3. Constanza, although apparently available, was not called as a witness by any party.
4. It is not entirely clear why Bradley hesitated at first. According to Brenner, Bradley told him he "was out of [his] mind to even attempt such a big deal," suggesting that his hesitance might have been more the "circumspection of the criminal" rather than the "conscience of the upright." Kadis v. United States, 373 F.2d 370, 374 (1st Cir. 1967). Other testimony, however, supported Bradley's claim that he wanted nothing to do with cocaine under any circumstances.
5. We have substantial doubt whether this issue was properly preserved for this appeal. Entrapment and due process are distinct types of claims, and raising the one does not, of itself, raise the other. Cf. United States v.

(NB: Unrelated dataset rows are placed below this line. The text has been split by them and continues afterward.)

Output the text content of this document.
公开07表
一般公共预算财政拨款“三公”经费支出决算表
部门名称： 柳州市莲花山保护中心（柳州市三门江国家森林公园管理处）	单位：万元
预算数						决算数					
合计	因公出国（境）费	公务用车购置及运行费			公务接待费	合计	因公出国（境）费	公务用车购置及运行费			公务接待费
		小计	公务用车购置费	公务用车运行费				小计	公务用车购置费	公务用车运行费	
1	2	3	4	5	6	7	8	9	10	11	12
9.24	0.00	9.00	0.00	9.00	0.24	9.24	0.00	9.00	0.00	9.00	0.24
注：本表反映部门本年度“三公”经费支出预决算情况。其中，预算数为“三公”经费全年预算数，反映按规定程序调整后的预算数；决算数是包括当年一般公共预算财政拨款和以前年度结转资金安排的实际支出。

Johnson, 565 F.2d 179, 182 (1st Cir. 1977), cert. denied, 434 U.S. 1075, 98 S. Ct. 1264, 55 L. Ed. 2d 780. Moreover, the due process claim is for the court, not the jury, see id. at 181-82, and when the court in the present case responded to the United States Attorney, "Well, I don't think it outrageous, but that is not for me --" defendants took no further steps. At oral argument, however, the government conceded that the point was saved, so we will consider it.
6. We suggest that such a case, though argued to be a third-party case, is not really a third-party case at all. The intermediary in such instance is really acting under instructions, as a government subagent -- a quite different situation. Cf. United States v. Myers, 692 F.2d 823, 840 n.13 (2d Cir. 1982), cert. denied, 461 U.S. 961, 103 S. Ct. 2437, 77 L. Ed. 2d 1322.